I hear ya! I really don't know how we're 'getting by' (if you can call it that, lol,) either. You'd probably be surprised at what you can exist without when you straight-up just don't have any other choice or option but to go without it. (Healthcare, dental care, food beyond the bare minimum to stay alive, any entertainment or conveniences, etc.)
Notice I said "exist" and not "live," lol. You could say I'm 'alive,' but this ain't living! I'm just existing.
"Survival mode" was basically my family's first few years as new immigrants before we managed to move on from that stage. I don't think we even had "6-figures", far from it.
Now the entirety of America get to experience what is it like to be an immigrant lol.
Still remember in Brooklyn, I was in elementary school. I was in an afterschool program than ran until 6PM, I was just waiting, as the clock ticking... minute and minute goes by, other kids get picked up from school. Until there are only a few kids left, then someone enters the cafeteria where us kids were waiting, I thought is that mom?, but it was someone elses parent... this goes on and on... until I was the only one left. But my mom still hasn't come. 6:30PM. I was so afraid CPS was gonna get involved. Authorities were terrifying for me as a kid. I mean, who knows, immigration status could've been at risk. This scene repeats itself very often.
Mom had work until very late, so get picked up very late. Not always the last one, but always very late, the last few, but then there are days where I get very ublocky and end up being the last one to get picked up.
I get so anxious and scared and felt so alone, until my mother shows up.
You can guess why I eventually end up with depression.
This was some years ago - even before the first Trump presidency - I read a perfectly reasonable sounding piece from someone about how he's struggling as a dual-income family making $400,000 a year. There's the mortgage for the house and the summer home and the vacation condo and the kids' tuitions at prestigious schools and family vacations and the 401ks and the kids' college tuition funds and how there was NOTHING LEFT after the bare necessities!
Yeah, I live more in the realm of having emptied my 401k twice after leaving different jobs because the only other option was homelessness.

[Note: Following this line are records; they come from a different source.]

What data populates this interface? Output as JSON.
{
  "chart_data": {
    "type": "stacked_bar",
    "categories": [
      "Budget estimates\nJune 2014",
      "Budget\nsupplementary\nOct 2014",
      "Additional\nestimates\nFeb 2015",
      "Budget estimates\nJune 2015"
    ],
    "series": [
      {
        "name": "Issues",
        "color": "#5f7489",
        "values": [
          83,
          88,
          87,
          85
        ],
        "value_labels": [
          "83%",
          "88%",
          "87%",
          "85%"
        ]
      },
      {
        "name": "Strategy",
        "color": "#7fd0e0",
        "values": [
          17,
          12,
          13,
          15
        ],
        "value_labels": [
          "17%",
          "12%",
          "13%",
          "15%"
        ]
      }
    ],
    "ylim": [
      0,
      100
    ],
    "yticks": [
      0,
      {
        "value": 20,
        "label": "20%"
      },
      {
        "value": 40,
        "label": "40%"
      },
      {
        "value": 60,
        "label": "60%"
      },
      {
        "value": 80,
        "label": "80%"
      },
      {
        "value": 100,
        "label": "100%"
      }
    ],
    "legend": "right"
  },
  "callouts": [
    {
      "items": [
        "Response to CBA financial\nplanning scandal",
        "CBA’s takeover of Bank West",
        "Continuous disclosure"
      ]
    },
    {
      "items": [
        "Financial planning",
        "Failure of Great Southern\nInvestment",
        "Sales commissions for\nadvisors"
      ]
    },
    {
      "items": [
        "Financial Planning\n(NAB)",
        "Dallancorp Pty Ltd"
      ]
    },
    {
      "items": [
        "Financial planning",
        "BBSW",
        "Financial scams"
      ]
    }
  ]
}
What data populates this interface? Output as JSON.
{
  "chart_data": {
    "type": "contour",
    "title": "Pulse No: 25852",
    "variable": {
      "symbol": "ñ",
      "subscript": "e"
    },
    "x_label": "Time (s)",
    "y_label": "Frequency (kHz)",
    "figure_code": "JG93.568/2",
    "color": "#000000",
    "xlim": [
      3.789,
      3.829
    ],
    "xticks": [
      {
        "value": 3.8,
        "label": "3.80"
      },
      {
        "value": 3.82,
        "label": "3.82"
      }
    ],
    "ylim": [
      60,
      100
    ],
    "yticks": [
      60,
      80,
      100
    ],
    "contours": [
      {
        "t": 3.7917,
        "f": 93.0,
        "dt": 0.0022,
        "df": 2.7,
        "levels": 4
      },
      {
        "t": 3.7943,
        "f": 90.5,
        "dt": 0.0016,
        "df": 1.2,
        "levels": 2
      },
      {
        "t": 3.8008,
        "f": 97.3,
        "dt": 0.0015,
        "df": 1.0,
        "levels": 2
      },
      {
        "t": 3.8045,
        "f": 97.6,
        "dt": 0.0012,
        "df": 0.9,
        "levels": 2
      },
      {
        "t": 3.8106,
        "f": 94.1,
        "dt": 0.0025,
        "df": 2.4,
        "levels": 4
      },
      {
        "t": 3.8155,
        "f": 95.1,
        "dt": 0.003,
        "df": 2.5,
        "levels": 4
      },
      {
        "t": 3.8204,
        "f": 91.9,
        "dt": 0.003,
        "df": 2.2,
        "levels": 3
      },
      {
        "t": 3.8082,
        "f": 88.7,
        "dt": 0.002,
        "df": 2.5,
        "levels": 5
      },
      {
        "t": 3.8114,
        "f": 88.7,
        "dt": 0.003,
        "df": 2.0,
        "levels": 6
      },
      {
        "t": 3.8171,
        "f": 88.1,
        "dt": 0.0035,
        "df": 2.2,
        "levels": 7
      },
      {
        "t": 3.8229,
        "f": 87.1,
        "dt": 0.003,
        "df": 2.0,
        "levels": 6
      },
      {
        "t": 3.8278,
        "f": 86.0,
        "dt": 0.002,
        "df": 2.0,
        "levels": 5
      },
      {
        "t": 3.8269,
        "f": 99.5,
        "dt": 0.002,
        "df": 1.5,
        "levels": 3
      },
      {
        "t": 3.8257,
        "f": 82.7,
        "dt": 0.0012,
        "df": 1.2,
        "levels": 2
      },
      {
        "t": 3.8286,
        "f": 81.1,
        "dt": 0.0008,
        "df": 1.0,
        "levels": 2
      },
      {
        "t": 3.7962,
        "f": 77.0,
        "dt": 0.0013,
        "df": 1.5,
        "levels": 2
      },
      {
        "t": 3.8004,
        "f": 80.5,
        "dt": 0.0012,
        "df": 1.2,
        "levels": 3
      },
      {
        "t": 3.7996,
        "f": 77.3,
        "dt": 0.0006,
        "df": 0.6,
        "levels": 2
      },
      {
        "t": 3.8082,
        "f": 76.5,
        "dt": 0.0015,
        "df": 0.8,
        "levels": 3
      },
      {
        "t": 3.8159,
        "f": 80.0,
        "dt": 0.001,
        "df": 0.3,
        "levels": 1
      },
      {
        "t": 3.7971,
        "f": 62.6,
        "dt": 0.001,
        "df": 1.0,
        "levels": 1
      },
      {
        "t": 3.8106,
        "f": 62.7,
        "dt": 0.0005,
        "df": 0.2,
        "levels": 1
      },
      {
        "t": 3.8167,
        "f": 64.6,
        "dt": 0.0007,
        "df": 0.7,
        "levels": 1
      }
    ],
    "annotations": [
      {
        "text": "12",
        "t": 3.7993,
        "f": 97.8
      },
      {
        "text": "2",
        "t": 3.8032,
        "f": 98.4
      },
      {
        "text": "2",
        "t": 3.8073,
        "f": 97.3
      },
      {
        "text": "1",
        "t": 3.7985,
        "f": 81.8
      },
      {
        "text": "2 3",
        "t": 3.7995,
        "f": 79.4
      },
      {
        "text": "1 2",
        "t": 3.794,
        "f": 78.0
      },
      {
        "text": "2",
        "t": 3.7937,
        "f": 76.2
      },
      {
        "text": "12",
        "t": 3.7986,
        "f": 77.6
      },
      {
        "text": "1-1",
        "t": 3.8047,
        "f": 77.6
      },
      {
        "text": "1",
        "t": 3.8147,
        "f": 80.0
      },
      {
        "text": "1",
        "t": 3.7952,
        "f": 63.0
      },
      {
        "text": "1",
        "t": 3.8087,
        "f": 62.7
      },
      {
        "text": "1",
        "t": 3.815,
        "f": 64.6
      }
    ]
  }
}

Have I made bad decisions in life, never intentionally.. but owning a home is being taken off the possibilities for me. At 36 it'll be years before I ever have 1000s in the bank, let alone the 20% of 400,000 or whatever a small house will cost in future. Shit they turned me down to get a car loan and buy a used Kia which left me with a broken down vehicle and losing my job because I couldn't transit 104 miles a day to the decent paying job I landed. So now I'm getting paid 1/3 to half of it on a job I found I can work from home. I'll make rent and food, but retirement is likely out of the picture.